Screening all isolates would increase the workload with a lower yield. Therefore, we recommend routine screening for MBL production by CDT for all isolates resistant to cephalosporins and carbapenems, as this test is easy to perform and interpret. Implementing simple screening tests like CDT is a crucial step toward large-scale monitoring of these emerging resistant determinants. We present a precise, straightforward, and practical method for determining colistin MICs, which overcomes several current challenges in colistin antibiotic susceptibility testing (CBDE). As the prevalence of MDR Gram-negative bacterial infections with few treatment alternatives grows, an enhanced approach to colistin MIC determination becomes increasingly crucial. Before reporting colistin susceptibility using MicroScan, it is necessary to check the panel and compare the results. Timely servicing, validation, and upgrading of systems are important.
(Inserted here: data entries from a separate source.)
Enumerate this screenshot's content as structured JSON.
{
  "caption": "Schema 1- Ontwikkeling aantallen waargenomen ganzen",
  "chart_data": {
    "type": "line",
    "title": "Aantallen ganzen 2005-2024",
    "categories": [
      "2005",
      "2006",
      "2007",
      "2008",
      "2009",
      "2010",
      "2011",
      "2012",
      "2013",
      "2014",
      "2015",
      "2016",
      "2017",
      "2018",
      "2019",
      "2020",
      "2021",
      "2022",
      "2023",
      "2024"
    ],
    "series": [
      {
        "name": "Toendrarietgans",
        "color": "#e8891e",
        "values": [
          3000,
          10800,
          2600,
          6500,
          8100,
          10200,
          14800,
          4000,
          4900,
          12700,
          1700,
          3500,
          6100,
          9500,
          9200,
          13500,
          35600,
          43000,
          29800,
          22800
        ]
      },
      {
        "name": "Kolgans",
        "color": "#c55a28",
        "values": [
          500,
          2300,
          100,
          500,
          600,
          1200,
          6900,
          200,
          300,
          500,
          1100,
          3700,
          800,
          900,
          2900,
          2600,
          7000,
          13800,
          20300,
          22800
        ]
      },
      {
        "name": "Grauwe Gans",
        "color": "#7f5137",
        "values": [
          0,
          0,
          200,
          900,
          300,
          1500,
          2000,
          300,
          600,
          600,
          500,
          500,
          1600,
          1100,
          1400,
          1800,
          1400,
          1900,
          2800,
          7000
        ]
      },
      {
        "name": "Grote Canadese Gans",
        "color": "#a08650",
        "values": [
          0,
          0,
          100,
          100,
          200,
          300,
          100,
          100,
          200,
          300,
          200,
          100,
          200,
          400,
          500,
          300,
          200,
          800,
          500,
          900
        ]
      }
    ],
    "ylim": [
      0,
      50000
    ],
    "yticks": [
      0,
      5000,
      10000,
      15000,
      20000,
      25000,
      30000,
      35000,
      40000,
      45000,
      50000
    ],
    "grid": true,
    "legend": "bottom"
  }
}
According to our study, colistin susceptibility should be determined separately using the manual CBDE method.
Limitations
A major constraint of this study was the inability to test the E. coli NCTC 13846 strain, known for its mcr-1 positivity, due to its unavailability. Furthermore, the study was limited by a small sample size and did not address reproducibility. Additionally, genotypic identification for MBL was not conducted. Although PCR offers specific and accurate results, its use is limited to a few laboratories due to high costs and the global diversity of MBLs. Colistin susceptibility was not confirmed using the reference test rBMD. Furthermore, the CBDE method is labor-intensive, whereas the MicroScan MIC method is simpler to perform. Clinical correlation regarding the treatment administered to all patients based on the CBDE and MicroScan susceptibility results was not assessed in this study, and this represents an additional limitation.
Conclusions
While the CBDE method is labor-intensive, the MicroScan MIC method is simpler to perform; however, screening all isolates using these methods would substantially increase workload with relatively low yield. Therefore, we recommend routine screening for MBL production using the CBDE for all isolates resistant to cephalosporins and carbapenems, as this test is easy to perform and interpret. Implementing such simple screening tests is a crucial step toward large-scale monitoring of emerging resistant determinants. In this study, we also present a precise, straightforward, and practical method for determining colistin MICs, addressing several current challenges in colistin susceptibility testing using CBDE. As the prevalence of MDR Gram-negative bacterial infections continues to rise, improved approaches for colistin MIC determination are increasingly important. Before reporting colistin susceptibility using the MicroScan system, it is essential to verify the panel and cross-check the results. Regular servicing, validation, and timely upgrading of automated systems are also necessary. Based on our findings, colistin susceptibility should be determined separately using the manual CBDE method.